さてこの新しいアルバムを聞いていると最初のアルバムとどこか違う気がします。
コーマンの歌は相変わらずスムーズで気張らず、写真で拝見するそのお姿とは裏腹に実に華麗でかわいらしく聞こえます(失礼!)ところがヤン・ビーストのピアノはずっと抑え気味に聞こえます。
このアルバムのタイトル【ナチュラル】そのままの気張らない自然な演奏なのです。
どっちが好きかと言われれば、僕は最初のアルバムの生きの良いぱりぱりした演奏のほうが好きですが、これはこれでじっくり聞いてみればその良さが染みわたってくるという演奏なのかもしれません。彼女は来日したこともあるそうですからまた日本に来たら一度聞いてみたいものです。
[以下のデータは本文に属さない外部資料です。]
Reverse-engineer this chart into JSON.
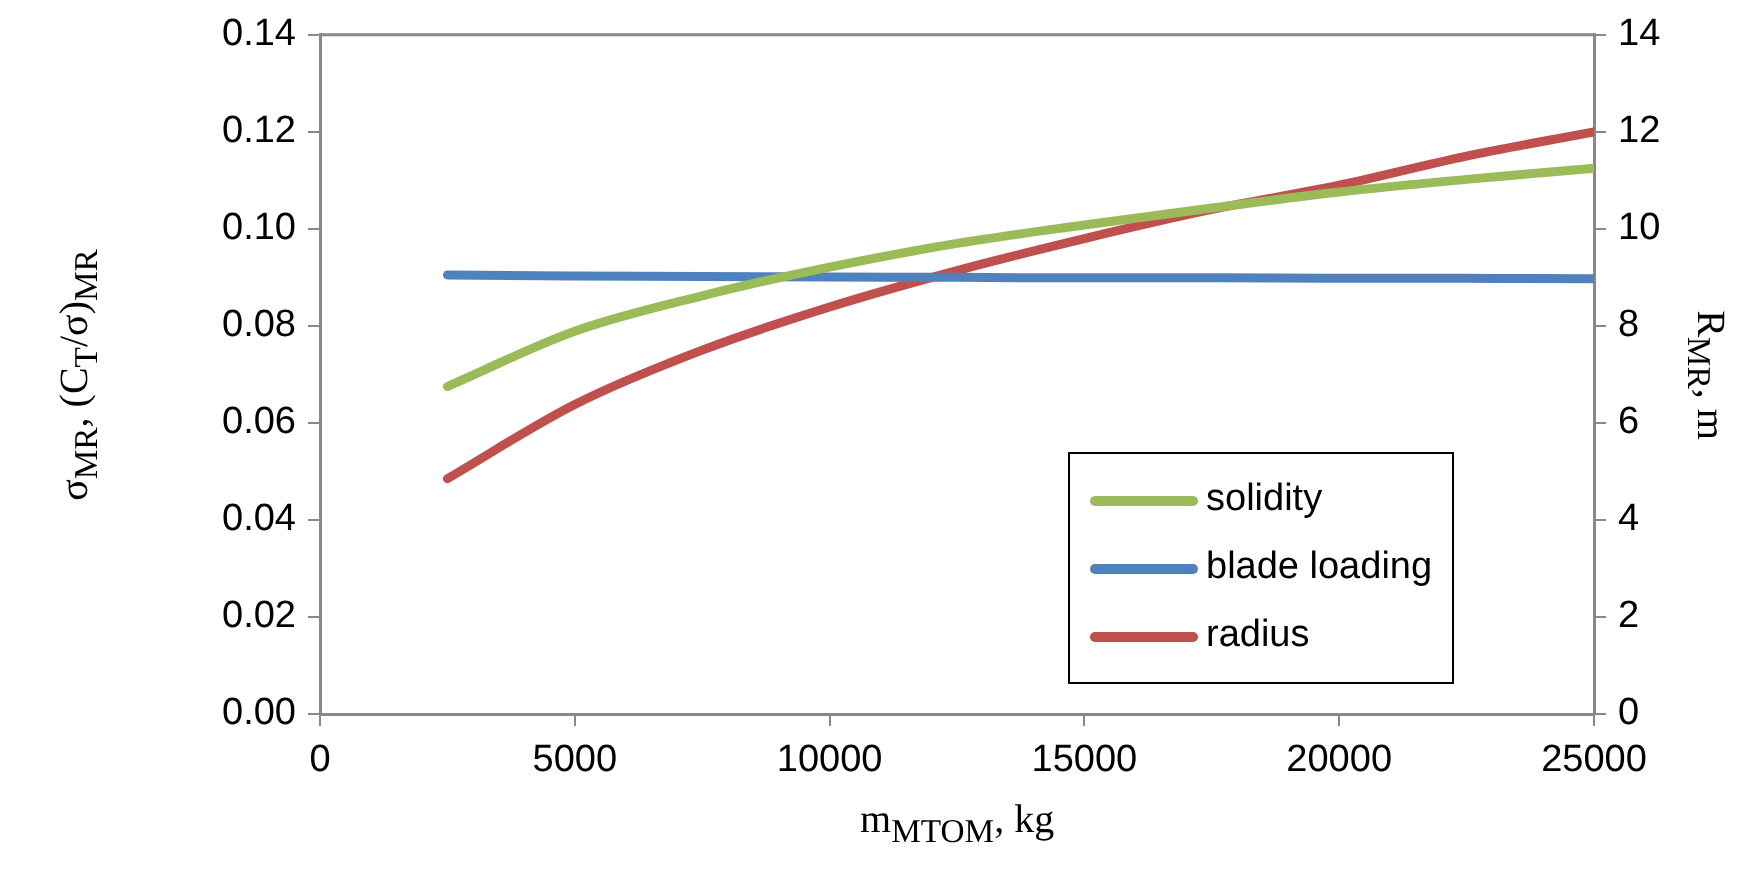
{
  "chart_data": {
    "type": "line",
    "xlabel": "m$_{MTOM}$, kg",
    "ylabel": "σ$_{MR}$, (C$_{T}$/σ)$_{MR}$",
    "y2label": "R$_{MR}$, m",
    "x": [
      2500,
      5000,
      7500,
      10000,
      12500,
      15000,
      17500,
      20000,
      22500,
      25000
    ],
    "series": [
      {
        "name": "solidity",
        "color": "#9bbb59",
        "values": [
          0.0675,
          0.0789,
          0.0862,
          0.0921,
          0.097,
          0.1008,
          0.1043,
          0.1076,
          0.1102,
          0.1125
        ]
      },
      {
        "name": "blade loading",
        "color": "#4f81bd",
        "values": [
          0.0905,
          0.0903,
          0.0902,
          0.0901,
          0.09,
          0.0899,
          0.0899,
          0.0898,
          0.0898,
          0.0897
        ]
      },
      {
        "name": "radius",
        "color": "#c0504d",
        "axis": "y2",
        "values": [
          4.85,
          6.38,
          7.5,
          8.39,
          9.14,
          9.8,
          10.4,
          10.9,
          11.5,
          12.0
        ]
      }
    ],
    "xlim": [
      0,
      25000
    ],
    "xticks": [
      0,
      5000,
      10000,
      15000,
      20000,
      25000
    ],
    "ylim": [
      0,
      0.14
    ],
    "yticks": [
      {
        "value": 0,
        "label": "0.00"
      },
      {
        "value": 0.02,
        "label": "0.02"
      },
      {
        "value": 0.04,
        "label": "0.04"
      },
      {
        "value": 0.06,
        "label": "0.06"
      },
      {
        "value": 0.08,
        "label": "0.08"
      },
      {
        "value": 0.1,
        "label": "0.10"
      },
      {
        "value": 0.12,
        "label": "0.12"
      },
      {
        "value": 0.14,
        "label": "0.14"
      }
    ],
    "y2lim": [
      0,
      14
    ],
    "y2ticks": [
      0,
      2,
      4,
      6,
      8,
      10,
      12,
      14
    ],
    "grid": false,
    "legend": "bottom right",
    "marker": "none",
    "line_style": "solid"
  }
}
さて良いことばかりは起こらないのがこの世の常、さりとて悪いことばかりというわけでもなさそうです。
この歌のように悪いことばっかり続いたとしても良く考えると大けがしたわけでも経済的窮地に陥ったわけでないのですからたいしたことではなさそうです。
なにごとも考え方次第というもの。
まあこの歌の本当の意味は恋するものの苦しみを俗世間のささいな不運にたとえて嘆いてみせているという、実はとてもお洒落な歌なのですからそんな事を言うのは野暮というものです。
エンジエルアイズでも有名なマットデニスが作曲した軽快なメロデイがこの歌詞にぴったりで、失恋の悲しみが怨念のように沈み込むのではなく、情けないけどまあいいかという調子なのが実に気にいって最近ちょくちょく聞いているのです。